When Swadesh Chatterjee came to America from the small town of Somamukhi in West Bengal, he carried just $35 with him and degrees in engineering and physics. In true American style, he created a multimillion-dollar company. Then, in his 50s, he sold it to dedicate his time to educating American policymakers about India and was awarded a Padma Bhushan from the Indian Government for his efforts. At 50, Sital Jain of Westchester, N.Y., gave up a successful full-time career in the construction business to take off on unknown trails to the North Pole and the South Pole, even to the rarely traveled ice-bound Antarctic, which can only be accessed by nuclear powered Soviet breaker ships. Adventure is his new mantra and he is now headed to the Gobi Desert in Mongolia and to Siberia.
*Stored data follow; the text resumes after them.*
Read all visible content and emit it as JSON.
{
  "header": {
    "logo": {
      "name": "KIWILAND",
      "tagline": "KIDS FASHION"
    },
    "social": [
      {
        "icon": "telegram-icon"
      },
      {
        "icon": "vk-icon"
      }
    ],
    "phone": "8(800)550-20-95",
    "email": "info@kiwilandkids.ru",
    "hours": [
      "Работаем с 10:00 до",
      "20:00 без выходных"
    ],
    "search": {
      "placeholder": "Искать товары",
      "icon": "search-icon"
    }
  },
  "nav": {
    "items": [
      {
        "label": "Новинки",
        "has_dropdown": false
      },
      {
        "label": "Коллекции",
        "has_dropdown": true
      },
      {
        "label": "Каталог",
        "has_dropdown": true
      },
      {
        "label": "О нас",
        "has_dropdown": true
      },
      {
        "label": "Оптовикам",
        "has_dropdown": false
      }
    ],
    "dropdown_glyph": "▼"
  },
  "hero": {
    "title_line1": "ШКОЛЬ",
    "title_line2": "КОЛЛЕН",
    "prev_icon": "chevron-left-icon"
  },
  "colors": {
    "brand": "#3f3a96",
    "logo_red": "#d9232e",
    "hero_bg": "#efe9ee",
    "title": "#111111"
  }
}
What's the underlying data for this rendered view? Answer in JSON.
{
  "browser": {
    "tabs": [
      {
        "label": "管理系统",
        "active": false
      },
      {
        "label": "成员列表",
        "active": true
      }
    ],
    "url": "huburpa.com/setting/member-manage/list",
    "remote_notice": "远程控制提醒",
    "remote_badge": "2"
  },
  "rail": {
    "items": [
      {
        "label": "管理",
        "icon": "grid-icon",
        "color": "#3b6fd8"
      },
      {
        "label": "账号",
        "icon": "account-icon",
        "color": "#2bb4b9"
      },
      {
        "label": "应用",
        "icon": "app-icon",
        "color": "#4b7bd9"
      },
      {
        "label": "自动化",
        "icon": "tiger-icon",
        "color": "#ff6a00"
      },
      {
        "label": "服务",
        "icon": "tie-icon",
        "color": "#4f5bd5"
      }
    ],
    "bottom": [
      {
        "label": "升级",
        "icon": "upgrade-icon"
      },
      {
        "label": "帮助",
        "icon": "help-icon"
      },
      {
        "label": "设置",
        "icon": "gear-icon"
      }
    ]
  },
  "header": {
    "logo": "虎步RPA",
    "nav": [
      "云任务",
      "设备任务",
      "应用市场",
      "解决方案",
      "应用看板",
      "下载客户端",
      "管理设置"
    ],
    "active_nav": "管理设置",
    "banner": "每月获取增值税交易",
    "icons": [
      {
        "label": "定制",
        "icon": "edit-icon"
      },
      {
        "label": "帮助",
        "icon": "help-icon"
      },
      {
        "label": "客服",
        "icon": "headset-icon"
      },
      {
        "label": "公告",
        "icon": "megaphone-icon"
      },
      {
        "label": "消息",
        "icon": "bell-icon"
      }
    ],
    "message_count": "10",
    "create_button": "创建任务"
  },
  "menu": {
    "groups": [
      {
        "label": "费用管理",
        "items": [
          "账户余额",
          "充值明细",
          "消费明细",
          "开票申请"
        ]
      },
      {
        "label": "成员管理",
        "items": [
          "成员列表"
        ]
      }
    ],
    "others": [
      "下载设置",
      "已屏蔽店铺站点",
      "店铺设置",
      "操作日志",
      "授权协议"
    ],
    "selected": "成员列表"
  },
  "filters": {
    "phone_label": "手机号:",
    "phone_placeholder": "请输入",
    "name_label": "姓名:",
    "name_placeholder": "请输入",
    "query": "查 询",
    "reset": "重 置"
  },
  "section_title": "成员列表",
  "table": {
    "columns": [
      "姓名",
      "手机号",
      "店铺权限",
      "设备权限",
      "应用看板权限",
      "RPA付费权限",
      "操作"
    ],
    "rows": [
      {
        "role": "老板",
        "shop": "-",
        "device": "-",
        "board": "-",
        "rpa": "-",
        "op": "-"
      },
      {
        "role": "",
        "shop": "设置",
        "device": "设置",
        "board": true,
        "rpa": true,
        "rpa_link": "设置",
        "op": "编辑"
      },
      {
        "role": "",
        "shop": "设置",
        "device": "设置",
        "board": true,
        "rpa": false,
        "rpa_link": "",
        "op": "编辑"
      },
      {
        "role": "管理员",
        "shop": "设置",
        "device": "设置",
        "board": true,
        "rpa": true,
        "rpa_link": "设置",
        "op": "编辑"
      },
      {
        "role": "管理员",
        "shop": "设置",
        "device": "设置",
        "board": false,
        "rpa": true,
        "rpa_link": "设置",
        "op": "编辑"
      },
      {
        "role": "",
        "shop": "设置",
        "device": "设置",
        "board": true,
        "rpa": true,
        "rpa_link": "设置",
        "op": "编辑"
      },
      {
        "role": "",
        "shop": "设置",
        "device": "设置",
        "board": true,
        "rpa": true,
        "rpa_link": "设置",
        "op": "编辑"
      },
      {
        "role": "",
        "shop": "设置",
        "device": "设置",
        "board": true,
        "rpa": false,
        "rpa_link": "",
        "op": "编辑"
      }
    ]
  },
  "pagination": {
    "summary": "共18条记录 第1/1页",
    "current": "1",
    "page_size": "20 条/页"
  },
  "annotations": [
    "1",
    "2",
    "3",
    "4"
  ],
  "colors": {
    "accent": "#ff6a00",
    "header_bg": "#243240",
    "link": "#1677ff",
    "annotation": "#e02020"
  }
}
In her 40’s, Anju Bhargava of Livingston, NJ, sidetracked from her career in corporate America to explore the possibilities and pleasures of community building. This led her to interfaith dialogues and a completely new avocation as the first female Hindu pujari officiating at marriages and prayer ceremonies and teaching audiences about Sanathana Dharma through PowerPoint presentations. This generation of Indian immigrants now in their late 40s and 50s is the first in substantial numbers to have spent at least half their lives outside their homeland and thus experienced two worlds on parallel tracks. This is the generation that came to the United States in the 1980s and 1990s mostly as students or young brides to start a new life in the New World. All these years it was about getting degrees, establishing careers and a family, and then seeing the children leave the nest to start careers and lives of their own. Now this group of 250,000 Indians has arrived at an intersection point. What is it about midlife that seems to give people permission to transform their everyday lives and rewrite their destinies? Is it that newfound freedom, that sense that all their duties have been fulfilled? Many have arrived at a comfort level in their careers, and suddenly life stretches ahead, an empty canvas waiting to be written on. It is surely an exciting age and time for the quarter million Indians aged 45-55 to be sitting on the cusp of midlife. Once 50 prepared you for retirement; in India 55 is still retirement age. Now 50 seems to be the new 40 as medical advances, health consciousness and active lifestyles make retirement and the rocking chair seem quite distant. Hobbies suddenly become vocations and lifelong passions in this second act.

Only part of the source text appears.